Because of this report, the UNC System may well face a national sanction. This would tarnish the reputation of the system, its 17 campuses and the degrees it offers.   For this distinction, North Carolinians can thank years of mismanagement by the General Assembly, the Board of Governors, campus boards of trustees and dozens of spineless university administrators.

The report, written by an investigating committee of the American Association of University Professors, calls attention to a pattern of political interference that has affected all levels of the UNC System.

The core problem is that the General Assembly has given itself exclusive power to choose the System’s main governing body, the Board of Governors, allowing it to micromanage the constituent institutions. In particular, the report cites troubling governance patterns at Appalachian State University, Fayetteville State University, UNC-Chapel Hill, East Carolina University and Western Carolina University.  The report cites several instances in which significant appointments (with lucrative, taxpayer funded salaries) were made without national searches and awarded to individuals with few qualifications besides partisan loyalty. An institution dedicated to education and the pursuit of knowledge is being undermined by willful partisanship.

The report also found that actions by the UNC System’s governing boards and campus administrations have placed academic freedom in “growing jeopardy.” But perhaps the report’s key finding was that institutional racism is alive and well at the University of North Carolina — and promoted by its leadership.

The report details the way in which UNC-Chapel Hill’s Board of Trustees interfered with the hiring of Nikole Hannah-Jones, a prominent journalist associated with the 1619 Project. The ham-fisted way in which the board undermined her appointment made it clear that it was prepared to apply ideological litmus tests to faculty appointments. The world is full of undemocratic regimes that use education to inculcate ideology rather than learning.  Thanks to the UNC System’s leadership, North Carolina has moved in that direction.
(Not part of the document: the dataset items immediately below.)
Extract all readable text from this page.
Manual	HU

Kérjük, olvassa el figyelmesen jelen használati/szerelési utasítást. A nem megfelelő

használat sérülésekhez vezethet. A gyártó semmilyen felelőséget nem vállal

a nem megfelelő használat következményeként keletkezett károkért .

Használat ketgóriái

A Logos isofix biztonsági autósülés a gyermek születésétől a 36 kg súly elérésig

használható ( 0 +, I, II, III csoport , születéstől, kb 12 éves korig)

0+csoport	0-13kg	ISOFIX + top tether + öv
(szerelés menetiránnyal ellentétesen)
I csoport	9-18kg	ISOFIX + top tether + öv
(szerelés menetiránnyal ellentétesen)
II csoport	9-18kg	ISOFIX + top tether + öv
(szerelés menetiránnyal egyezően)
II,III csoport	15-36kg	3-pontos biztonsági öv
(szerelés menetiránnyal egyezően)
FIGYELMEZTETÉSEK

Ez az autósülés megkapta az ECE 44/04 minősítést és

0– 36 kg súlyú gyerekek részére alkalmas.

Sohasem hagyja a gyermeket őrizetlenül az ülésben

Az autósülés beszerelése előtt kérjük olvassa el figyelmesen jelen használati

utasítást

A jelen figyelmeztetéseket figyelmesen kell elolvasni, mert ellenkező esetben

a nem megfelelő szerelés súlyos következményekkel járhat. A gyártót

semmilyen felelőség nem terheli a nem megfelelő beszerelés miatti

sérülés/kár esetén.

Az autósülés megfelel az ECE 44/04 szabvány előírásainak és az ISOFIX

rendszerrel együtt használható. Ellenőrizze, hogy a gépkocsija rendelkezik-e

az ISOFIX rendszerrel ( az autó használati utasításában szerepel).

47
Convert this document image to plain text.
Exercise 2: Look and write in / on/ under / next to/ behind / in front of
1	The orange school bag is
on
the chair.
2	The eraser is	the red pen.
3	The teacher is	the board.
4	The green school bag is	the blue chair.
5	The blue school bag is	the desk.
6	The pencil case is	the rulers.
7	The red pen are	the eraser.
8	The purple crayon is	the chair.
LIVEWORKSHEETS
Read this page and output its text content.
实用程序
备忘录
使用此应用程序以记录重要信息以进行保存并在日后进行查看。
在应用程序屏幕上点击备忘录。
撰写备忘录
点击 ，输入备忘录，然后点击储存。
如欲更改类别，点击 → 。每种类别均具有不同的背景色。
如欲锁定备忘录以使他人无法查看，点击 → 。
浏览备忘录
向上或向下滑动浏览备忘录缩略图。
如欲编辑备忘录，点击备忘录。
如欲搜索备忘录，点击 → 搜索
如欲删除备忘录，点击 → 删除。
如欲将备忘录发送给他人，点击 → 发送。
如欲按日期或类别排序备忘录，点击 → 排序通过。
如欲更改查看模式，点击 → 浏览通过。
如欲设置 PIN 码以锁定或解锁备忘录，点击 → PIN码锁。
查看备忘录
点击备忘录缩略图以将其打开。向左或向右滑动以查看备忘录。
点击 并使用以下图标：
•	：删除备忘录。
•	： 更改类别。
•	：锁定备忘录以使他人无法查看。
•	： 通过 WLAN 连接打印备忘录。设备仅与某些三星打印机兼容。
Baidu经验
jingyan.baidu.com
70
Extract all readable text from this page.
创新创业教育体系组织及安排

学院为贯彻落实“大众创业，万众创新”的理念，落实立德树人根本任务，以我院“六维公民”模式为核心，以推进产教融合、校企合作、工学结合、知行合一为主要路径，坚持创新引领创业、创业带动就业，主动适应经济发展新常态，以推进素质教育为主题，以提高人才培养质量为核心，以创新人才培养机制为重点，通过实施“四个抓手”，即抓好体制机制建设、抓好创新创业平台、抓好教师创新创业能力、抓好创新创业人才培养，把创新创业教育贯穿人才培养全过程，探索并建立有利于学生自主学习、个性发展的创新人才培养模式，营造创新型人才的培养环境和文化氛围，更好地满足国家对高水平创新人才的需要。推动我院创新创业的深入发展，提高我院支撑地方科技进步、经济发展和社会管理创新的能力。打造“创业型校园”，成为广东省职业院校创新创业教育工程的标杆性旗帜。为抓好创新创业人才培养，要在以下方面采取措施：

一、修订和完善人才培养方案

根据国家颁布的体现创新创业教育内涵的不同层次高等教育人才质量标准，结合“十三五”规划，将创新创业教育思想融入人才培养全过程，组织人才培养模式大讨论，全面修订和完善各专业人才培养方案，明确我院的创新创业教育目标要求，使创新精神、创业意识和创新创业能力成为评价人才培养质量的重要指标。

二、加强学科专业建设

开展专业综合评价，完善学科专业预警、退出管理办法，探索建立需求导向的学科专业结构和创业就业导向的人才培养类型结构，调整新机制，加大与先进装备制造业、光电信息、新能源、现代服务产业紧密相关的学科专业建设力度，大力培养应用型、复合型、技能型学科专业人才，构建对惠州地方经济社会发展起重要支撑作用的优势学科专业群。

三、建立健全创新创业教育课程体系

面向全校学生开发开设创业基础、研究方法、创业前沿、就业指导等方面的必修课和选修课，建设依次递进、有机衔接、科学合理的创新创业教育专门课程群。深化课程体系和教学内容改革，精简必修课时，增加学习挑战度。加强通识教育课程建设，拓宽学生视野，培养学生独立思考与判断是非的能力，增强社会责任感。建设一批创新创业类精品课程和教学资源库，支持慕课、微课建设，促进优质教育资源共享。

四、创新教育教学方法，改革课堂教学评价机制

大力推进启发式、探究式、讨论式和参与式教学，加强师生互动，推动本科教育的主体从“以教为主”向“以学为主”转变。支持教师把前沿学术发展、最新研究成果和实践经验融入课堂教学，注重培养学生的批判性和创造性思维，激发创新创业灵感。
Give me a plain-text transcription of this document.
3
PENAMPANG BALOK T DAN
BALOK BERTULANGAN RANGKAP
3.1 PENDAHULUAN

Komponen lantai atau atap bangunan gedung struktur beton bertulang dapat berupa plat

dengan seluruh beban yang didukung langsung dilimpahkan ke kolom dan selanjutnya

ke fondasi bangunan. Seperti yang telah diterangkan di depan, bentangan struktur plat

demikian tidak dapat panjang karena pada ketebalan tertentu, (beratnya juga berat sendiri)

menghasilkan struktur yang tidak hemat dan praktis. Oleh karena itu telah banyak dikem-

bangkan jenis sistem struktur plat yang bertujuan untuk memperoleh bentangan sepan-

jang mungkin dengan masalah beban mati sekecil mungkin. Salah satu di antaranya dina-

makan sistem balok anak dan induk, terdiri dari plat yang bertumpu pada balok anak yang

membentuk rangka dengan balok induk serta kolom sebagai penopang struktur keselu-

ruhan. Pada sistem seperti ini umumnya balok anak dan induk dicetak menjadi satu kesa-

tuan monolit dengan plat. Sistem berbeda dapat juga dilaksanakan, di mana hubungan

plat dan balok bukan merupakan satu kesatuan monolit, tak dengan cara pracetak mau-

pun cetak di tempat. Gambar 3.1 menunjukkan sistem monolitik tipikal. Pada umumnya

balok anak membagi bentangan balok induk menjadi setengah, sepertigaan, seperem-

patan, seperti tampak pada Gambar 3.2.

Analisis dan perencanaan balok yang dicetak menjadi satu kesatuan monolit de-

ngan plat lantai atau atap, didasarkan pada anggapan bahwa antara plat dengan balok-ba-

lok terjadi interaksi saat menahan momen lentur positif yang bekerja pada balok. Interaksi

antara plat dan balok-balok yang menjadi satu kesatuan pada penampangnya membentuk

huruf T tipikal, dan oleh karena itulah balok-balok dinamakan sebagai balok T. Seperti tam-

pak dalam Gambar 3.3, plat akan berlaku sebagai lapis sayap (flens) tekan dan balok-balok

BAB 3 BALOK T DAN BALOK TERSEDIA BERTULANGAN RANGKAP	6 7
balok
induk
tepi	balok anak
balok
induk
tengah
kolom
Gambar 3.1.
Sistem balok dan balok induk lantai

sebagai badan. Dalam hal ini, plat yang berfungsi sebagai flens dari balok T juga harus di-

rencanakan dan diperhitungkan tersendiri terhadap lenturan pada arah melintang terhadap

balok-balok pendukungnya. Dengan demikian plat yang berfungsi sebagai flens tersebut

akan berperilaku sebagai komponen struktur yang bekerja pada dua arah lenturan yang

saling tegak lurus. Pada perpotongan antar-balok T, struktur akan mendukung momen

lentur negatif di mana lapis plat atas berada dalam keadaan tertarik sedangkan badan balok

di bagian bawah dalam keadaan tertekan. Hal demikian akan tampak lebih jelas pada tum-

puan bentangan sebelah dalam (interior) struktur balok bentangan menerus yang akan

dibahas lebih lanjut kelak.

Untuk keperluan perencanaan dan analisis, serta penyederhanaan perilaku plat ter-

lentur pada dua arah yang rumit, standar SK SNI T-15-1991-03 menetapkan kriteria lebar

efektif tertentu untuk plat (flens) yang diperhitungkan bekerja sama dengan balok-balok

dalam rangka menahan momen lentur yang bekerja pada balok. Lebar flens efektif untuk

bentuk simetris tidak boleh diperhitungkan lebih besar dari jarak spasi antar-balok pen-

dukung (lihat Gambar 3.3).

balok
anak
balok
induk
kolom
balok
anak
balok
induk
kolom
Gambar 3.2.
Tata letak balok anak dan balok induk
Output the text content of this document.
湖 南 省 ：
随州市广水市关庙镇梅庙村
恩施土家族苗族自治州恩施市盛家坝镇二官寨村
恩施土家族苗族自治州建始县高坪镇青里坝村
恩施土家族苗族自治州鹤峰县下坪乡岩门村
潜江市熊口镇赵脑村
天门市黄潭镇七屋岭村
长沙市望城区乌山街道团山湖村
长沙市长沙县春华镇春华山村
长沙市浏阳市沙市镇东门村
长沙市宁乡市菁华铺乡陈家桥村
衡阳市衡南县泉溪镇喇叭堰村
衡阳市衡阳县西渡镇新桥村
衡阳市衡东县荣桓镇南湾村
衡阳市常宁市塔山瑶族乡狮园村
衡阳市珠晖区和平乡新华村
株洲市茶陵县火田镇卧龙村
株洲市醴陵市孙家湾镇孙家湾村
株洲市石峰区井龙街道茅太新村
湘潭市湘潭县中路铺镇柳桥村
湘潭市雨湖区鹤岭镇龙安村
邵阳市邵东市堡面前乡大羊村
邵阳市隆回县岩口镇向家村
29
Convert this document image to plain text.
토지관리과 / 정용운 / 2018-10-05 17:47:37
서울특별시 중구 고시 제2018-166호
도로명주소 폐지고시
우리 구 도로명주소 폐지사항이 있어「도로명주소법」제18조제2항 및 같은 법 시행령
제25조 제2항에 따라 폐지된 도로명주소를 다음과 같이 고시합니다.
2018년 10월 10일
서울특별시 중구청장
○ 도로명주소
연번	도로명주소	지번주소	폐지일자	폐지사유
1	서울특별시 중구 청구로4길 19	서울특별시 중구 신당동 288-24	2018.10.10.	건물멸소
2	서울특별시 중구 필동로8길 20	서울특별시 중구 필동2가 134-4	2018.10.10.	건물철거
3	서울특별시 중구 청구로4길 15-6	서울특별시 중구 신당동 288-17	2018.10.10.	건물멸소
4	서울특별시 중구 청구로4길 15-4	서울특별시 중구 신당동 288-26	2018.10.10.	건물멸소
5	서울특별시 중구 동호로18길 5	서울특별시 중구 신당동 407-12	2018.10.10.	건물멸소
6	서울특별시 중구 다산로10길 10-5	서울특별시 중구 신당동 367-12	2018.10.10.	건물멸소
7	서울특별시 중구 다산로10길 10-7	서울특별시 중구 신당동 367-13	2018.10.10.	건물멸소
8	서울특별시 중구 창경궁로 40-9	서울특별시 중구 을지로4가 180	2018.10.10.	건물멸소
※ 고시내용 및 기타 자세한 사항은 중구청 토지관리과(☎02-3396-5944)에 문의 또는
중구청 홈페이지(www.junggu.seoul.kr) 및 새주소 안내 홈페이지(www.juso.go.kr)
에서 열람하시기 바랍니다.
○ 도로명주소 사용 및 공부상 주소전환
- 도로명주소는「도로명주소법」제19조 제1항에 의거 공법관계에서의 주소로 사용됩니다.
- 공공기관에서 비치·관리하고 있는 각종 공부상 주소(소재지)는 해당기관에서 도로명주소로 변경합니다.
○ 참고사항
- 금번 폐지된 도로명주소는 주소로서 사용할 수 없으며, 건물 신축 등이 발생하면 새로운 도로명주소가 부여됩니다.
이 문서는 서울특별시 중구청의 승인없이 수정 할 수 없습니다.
The AAUP helped establish the model of higher education that has made American universities the envy of the world. The principle of shared governance does not mean that professors run universities. Rather, it means that the professionals upon whom the university depends should be consulted in major decisions to ensure that institutions remain focused on their academic mission.  Without shared governance, universities can be manipulated to serve narrow partisan interests.

Similarly, academic freedom ensures that faculty cannot be punished for teaching and researching controversial topics or for criticizing state or university leaders.

These are not radical ideas. These are the principles that the modern American university were founded on. They were once integral to the UNC System, contributing to its global reputation. But as the AAUP report documents (you can read it here), these principles are being abandoned in North Carolina.

The AAUP will next decide whether the UNC System deserves a national sanction . To preserve higher education’s reputation in our state, the system’s leadership needs to get its house in order — immediately.